On the other hand, we feel that Sato et al. could have been a bit more critical when interpreting their own data with regard to the γ-secretase inhibitor binding experiments. Briefly, changes in the accessibility of certain amino acid residues in the complex upon inhibitor treatment does not prove that these residues are directly involved in the binding of the inhibitor. The alternative interpretation is, indeed, that the inhibitor induces a conformational change in the catalytic site, like transition state analogues do, and that this actually changes the accessibility of the residue.
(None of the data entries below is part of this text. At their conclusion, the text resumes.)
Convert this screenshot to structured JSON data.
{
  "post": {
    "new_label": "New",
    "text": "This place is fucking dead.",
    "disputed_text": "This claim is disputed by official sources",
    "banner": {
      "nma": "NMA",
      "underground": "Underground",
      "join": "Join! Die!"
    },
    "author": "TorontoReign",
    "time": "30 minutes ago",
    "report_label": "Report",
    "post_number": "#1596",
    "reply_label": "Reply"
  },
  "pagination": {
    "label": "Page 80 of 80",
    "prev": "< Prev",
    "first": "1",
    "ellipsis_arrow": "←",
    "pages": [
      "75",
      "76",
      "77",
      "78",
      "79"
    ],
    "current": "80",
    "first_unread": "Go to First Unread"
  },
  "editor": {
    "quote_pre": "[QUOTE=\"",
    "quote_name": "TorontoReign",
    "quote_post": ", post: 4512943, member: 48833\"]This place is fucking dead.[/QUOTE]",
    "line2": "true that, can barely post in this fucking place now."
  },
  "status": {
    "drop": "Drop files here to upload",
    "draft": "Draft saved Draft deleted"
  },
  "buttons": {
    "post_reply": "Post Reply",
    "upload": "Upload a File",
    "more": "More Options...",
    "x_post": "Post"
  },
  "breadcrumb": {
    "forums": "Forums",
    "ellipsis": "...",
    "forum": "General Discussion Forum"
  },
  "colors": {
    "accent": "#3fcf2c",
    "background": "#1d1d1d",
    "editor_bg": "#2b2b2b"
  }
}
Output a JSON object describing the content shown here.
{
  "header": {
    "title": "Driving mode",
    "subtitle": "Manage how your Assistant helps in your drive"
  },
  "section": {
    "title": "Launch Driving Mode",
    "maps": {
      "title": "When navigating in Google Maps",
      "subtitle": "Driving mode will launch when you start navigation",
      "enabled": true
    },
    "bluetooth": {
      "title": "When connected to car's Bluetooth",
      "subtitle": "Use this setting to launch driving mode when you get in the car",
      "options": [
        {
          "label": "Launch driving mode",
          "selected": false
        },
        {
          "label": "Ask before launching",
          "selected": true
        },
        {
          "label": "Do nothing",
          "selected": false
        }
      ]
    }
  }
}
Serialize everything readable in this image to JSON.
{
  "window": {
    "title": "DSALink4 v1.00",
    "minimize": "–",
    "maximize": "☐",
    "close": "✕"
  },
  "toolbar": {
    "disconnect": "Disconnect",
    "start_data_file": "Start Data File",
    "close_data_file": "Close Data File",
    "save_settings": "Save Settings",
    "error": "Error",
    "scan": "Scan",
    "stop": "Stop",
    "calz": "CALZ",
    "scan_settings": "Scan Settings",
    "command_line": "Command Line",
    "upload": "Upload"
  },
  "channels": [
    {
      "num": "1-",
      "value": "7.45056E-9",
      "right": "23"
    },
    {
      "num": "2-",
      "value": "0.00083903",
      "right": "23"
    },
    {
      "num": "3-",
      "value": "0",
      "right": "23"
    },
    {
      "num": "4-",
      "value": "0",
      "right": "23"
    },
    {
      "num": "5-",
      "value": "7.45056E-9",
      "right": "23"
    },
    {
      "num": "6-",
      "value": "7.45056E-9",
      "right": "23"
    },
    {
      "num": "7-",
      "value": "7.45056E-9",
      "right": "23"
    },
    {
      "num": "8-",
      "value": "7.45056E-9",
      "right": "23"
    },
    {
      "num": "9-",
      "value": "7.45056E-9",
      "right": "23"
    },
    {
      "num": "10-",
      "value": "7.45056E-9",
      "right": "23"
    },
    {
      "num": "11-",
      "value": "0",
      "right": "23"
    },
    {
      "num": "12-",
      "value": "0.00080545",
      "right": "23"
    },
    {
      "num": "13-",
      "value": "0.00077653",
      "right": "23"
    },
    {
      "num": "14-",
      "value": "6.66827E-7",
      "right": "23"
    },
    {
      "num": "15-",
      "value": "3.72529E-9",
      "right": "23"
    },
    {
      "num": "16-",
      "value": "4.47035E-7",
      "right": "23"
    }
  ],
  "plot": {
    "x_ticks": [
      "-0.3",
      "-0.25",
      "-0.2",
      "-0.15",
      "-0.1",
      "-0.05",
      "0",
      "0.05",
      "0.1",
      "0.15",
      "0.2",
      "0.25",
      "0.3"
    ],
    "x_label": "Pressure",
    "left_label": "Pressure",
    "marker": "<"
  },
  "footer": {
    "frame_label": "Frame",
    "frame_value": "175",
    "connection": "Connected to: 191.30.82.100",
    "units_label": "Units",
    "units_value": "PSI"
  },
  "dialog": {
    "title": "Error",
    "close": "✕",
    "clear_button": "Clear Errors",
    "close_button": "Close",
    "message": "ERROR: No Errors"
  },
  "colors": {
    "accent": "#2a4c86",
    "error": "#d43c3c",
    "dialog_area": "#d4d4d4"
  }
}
This possibility must also be taken into account when “modulators” of enzyme activity are studied, such as the non-transition state inhibitor DAPT.
In conclusion, we welcome the work of Sato et al. as an interesting study on the structure function of the catalytic site of presenilin, and we are very pleased with the partial confirmation and the extensions of our previous work. We would like to stress, however, that it is important to take the limitations and considerations discussed above into account when interpreting the data in these two first studies. We also anticipate that further studies around the lines of ours  and others  will shed further light into the complex structure of γ-secretase. The real value of this work, as with other site-directed mutagenesis work, will, however, be fully realized when it is combined with other approaches.
Sato C, Morohashi Y, Tomita T, Iwatsubo T. Structure of the catalytic pore of gamma-secretase probed by the accessibility of substituted cysteines. J Neurosci. 2006 Nov 15;26(46):12081-8. PubMed.
Tolia A, Chávez-Gutiérrez L, De Strooper B. Contribution of presenilin transmembrane domains 6 and 7 to a water-containing cavity in the gamma-secretase complex. J Biol Chem. 2006 Sep 15;281(37):27633-42. PubMed.
Wang Y, Zhang Y, Ha Y. Crystal structure of a rhomboid family intramembrane protease. Nature. 2006 Nov 9;444(7116):179-80. PubMed.